Ma no, non l'avrebbe ignorata la seconda chiamata, era solo pronta ad adottare ogni tipo di atteggiamento a seconda del mittente. Ora però, appurato chi fosse a cercarla, era curiosa di conoscere il motivo.

"Be' io... volevo sentirti. Sapere come stai, cosa fai... e magari vederti".

"Vedermi? Stai cercando di comunicarmi un appuntamento?" il tono scherzoso di Viola parve rilassarlo, lei lo sentì ridere da dietro la cornetta.

"L'intento era più o meno quello. Ma niente di troppo formale, per conoscerci meglio".

Simon non lo sapeva, ma stava parlando con la tipica ragazza il cui romanticismo superava ogni possibile asticella. Viola aveva sempre desiderato un appuntamento - come tutte le ragazze della sua età d'altronde, ma non si era mai presentato il ragazzo ideale. Di solito avevano sempre cercato, tramite lei, di arrivare a Tiffany essendo la più carina tra tutte; e poi detto sinceramente, chi voleva avere a che fare con lei che nemmeno parlava la loro lingua dalla nascita? Simon pero era diverso, lo aveva capito subito quando si erano incontrati. Aveva un modo di fare completamente anomalo dal resto dei ragazzi, molto più timido e accogliente. Viola aveva sempre e solo avuto a che fare con soggetti che alla prima occasione avevano cercato di risaltare le loro qualità in modi pressanti, come a volersi vantare di cose che, a onor del vero, erano capaci tutti.

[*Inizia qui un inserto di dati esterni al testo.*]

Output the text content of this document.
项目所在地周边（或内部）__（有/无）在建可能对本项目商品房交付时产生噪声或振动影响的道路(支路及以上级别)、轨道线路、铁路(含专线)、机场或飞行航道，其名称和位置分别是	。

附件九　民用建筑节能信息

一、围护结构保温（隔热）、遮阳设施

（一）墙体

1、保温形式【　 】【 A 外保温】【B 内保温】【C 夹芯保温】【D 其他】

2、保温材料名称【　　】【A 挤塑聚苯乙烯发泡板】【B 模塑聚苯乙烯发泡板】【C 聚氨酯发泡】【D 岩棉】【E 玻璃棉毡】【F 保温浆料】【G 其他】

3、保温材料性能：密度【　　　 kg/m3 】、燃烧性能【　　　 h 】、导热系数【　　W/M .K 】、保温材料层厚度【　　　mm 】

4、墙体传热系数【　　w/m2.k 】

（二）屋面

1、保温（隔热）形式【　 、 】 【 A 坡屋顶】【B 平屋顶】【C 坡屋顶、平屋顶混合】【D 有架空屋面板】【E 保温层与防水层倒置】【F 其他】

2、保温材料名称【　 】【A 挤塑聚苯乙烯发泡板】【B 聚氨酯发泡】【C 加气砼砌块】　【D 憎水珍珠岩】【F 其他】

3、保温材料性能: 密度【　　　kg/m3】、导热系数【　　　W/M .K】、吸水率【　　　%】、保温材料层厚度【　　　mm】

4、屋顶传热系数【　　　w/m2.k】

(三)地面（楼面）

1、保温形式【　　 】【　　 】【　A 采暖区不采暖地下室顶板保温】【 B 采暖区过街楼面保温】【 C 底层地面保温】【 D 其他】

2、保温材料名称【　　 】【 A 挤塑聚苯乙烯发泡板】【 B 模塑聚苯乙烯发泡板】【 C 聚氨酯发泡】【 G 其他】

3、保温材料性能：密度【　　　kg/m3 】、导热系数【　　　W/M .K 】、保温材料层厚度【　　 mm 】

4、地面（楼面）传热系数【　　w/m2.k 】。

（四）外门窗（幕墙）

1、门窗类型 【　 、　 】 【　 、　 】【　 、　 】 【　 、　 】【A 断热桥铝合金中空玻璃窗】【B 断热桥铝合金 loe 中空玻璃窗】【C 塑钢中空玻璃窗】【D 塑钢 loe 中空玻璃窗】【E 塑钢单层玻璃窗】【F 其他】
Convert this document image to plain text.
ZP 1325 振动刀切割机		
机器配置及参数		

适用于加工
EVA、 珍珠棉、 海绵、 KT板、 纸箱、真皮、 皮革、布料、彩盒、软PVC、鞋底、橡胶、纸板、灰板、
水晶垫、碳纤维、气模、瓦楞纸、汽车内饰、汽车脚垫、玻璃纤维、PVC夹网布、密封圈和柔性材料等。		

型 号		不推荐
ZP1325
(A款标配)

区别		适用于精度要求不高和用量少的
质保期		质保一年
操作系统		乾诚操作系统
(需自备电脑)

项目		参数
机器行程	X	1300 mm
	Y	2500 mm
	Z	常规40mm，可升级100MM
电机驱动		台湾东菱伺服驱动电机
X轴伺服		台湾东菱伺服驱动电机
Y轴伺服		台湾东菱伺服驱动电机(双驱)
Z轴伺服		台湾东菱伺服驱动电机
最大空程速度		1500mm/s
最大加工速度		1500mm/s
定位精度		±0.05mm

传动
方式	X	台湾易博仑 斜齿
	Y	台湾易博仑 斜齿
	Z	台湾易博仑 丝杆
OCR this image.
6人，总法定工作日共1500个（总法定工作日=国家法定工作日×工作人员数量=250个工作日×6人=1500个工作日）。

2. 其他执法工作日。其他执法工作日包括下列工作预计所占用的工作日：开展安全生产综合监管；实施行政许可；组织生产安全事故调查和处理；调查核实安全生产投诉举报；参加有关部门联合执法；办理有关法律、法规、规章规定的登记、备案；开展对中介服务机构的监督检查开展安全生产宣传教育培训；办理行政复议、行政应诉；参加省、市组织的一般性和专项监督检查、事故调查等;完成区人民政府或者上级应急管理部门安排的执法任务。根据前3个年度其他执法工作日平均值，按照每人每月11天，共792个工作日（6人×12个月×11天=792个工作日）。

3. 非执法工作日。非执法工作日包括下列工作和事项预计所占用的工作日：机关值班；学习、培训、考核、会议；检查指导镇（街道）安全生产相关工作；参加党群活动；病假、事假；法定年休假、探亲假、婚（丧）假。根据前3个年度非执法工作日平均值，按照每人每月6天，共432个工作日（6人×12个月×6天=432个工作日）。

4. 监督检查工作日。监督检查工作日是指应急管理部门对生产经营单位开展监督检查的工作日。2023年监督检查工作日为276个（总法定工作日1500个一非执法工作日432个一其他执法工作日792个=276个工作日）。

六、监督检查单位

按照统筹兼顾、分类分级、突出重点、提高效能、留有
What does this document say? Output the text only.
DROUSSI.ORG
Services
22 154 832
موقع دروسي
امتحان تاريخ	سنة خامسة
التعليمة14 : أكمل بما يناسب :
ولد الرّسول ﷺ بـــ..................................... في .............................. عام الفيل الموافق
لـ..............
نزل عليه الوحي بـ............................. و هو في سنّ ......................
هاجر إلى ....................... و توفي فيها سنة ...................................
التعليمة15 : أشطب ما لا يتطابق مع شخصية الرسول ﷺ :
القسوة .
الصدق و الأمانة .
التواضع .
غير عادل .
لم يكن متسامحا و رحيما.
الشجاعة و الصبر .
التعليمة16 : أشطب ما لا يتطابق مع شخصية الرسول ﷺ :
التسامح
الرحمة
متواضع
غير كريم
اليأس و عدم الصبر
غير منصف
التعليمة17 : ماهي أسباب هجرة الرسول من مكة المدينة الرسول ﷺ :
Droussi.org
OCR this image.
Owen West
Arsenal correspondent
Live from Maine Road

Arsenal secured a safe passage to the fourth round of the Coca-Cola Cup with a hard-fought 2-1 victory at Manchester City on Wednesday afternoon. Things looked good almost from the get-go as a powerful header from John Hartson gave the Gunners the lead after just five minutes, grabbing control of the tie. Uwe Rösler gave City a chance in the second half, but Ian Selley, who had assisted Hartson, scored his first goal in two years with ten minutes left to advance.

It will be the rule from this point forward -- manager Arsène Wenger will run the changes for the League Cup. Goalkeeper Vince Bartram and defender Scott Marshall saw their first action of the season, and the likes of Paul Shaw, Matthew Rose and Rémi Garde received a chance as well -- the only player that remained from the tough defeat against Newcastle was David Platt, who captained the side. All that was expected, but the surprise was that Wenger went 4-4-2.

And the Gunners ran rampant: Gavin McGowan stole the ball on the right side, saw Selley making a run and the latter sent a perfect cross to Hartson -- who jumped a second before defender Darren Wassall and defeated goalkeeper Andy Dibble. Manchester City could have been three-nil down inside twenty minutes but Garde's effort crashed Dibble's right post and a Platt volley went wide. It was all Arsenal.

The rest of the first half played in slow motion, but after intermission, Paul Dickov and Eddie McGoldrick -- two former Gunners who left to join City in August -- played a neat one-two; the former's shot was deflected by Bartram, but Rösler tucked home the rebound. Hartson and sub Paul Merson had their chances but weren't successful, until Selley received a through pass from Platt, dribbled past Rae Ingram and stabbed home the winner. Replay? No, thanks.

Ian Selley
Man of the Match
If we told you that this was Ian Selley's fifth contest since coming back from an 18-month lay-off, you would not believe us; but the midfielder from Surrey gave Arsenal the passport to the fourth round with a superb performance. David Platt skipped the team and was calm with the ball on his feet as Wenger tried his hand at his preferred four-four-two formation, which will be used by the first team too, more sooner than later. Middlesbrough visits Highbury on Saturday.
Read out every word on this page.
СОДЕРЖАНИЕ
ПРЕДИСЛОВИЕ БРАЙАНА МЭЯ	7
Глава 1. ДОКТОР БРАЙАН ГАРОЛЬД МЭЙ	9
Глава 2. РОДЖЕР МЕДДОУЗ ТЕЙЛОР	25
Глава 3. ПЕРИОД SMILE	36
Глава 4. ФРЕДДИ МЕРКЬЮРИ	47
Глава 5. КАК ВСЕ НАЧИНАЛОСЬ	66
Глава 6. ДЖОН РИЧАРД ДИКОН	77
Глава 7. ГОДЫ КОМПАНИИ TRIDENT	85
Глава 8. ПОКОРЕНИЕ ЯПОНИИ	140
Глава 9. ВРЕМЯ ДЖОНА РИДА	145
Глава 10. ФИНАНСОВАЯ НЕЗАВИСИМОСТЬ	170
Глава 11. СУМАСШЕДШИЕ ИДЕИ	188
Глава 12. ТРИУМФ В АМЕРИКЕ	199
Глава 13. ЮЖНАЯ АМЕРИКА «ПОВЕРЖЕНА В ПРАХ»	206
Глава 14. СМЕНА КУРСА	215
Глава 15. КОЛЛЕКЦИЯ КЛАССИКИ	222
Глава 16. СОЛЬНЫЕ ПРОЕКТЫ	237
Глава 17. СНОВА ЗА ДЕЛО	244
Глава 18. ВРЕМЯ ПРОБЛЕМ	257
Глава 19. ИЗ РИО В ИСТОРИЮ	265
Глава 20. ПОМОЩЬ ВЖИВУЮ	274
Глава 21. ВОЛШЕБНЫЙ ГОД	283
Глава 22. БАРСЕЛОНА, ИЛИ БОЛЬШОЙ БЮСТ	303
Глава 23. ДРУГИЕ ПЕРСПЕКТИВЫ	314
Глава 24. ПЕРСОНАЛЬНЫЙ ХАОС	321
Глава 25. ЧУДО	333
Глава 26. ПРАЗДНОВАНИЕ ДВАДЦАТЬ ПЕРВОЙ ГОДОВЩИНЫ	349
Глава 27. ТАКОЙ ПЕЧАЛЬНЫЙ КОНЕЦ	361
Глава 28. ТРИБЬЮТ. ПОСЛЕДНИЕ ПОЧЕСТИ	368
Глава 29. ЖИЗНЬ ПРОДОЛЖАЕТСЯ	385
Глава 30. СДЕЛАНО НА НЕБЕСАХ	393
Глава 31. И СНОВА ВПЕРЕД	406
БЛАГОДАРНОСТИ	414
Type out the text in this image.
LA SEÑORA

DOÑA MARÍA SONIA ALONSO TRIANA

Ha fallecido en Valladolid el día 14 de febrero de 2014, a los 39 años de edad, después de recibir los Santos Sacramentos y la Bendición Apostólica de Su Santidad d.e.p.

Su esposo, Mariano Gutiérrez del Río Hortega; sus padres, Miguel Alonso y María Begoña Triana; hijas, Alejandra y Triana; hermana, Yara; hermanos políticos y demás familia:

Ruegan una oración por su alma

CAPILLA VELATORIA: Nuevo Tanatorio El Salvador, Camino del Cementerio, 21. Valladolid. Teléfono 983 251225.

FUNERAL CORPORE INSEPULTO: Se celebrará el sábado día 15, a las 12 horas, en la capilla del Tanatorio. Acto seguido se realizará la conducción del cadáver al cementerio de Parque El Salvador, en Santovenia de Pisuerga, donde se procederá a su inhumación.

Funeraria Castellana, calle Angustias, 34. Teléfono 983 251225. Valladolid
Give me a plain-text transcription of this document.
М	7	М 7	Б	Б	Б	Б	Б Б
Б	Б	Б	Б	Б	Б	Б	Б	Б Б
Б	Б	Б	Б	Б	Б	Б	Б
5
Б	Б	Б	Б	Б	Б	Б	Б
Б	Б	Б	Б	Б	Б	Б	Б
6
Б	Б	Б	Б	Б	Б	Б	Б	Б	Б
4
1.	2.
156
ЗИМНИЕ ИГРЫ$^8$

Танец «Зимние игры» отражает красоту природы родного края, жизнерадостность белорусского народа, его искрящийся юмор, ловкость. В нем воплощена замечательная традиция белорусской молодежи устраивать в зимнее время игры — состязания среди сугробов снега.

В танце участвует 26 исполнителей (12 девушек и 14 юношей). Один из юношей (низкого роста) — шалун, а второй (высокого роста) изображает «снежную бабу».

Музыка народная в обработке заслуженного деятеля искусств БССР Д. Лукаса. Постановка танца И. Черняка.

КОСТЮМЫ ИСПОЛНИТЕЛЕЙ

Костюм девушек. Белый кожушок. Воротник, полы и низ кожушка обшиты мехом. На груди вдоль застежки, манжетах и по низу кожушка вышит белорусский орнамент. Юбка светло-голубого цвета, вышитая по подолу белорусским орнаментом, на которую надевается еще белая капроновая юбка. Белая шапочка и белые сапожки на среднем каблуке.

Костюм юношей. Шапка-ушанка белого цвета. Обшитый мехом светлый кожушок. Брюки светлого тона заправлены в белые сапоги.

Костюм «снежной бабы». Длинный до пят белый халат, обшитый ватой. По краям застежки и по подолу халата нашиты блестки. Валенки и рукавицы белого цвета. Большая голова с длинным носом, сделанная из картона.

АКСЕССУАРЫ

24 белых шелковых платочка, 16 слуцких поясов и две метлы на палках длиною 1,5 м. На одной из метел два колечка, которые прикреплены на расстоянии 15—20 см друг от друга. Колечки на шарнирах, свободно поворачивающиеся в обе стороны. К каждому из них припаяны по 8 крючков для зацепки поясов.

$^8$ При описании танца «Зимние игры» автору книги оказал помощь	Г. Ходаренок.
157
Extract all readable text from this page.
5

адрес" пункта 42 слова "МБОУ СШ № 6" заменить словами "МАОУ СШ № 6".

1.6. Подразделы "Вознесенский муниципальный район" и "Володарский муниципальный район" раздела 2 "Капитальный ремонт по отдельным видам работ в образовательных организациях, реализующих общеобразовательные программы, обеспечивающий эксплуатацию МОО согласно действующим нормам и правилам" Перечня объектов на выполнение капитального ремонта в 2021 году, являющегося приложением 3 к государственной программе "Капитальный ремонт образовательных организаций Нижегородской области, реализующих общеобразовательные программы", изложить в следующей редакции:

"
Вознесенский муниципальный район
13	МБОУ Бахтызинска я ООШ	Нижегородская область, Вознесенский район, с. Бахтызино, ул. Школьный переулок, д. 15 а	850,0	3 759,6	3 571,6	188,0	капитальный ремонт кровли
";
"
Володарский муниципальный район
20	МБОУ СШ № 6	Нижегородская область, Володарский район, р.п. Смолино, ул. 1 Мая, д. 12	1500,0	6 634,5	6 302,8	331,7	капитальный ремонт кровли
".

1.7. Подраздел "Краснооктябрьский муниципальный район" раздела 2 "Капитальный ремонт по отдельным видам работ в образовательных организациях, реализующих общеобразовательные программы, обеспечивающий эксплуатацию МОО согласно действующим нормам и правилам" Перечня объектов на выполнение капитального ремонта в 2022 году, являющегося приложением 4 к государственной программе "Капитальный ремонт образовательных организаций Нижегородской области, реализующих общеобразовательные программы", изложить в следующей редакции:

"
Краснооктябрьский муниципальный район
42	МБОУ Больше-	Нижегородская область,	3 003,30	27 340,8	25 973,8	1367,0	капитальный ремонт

Simon invece l'aveva urtata per sbaglio scusandosi mortificato, le era quasi parso l'inizio di un romanzo classico d'amore.

"Quindi per te andrebbe bene?" la voce del ragazzo la destò dai suoi pensieri.

"Assolutamente sì, con molto piacere. Possiamo fare... dopodomani? Hai da fare?"

"No, sono libero. Quindi ci vediamo tra due giorni. Allo stesso posto dove ci siamo trovati... va bene?"

"Sì, benissimo. Allora a presto" Viola chiuse la chiamata faticando a trattenere un sorriso sornione, stava esplodendo dalla felicità.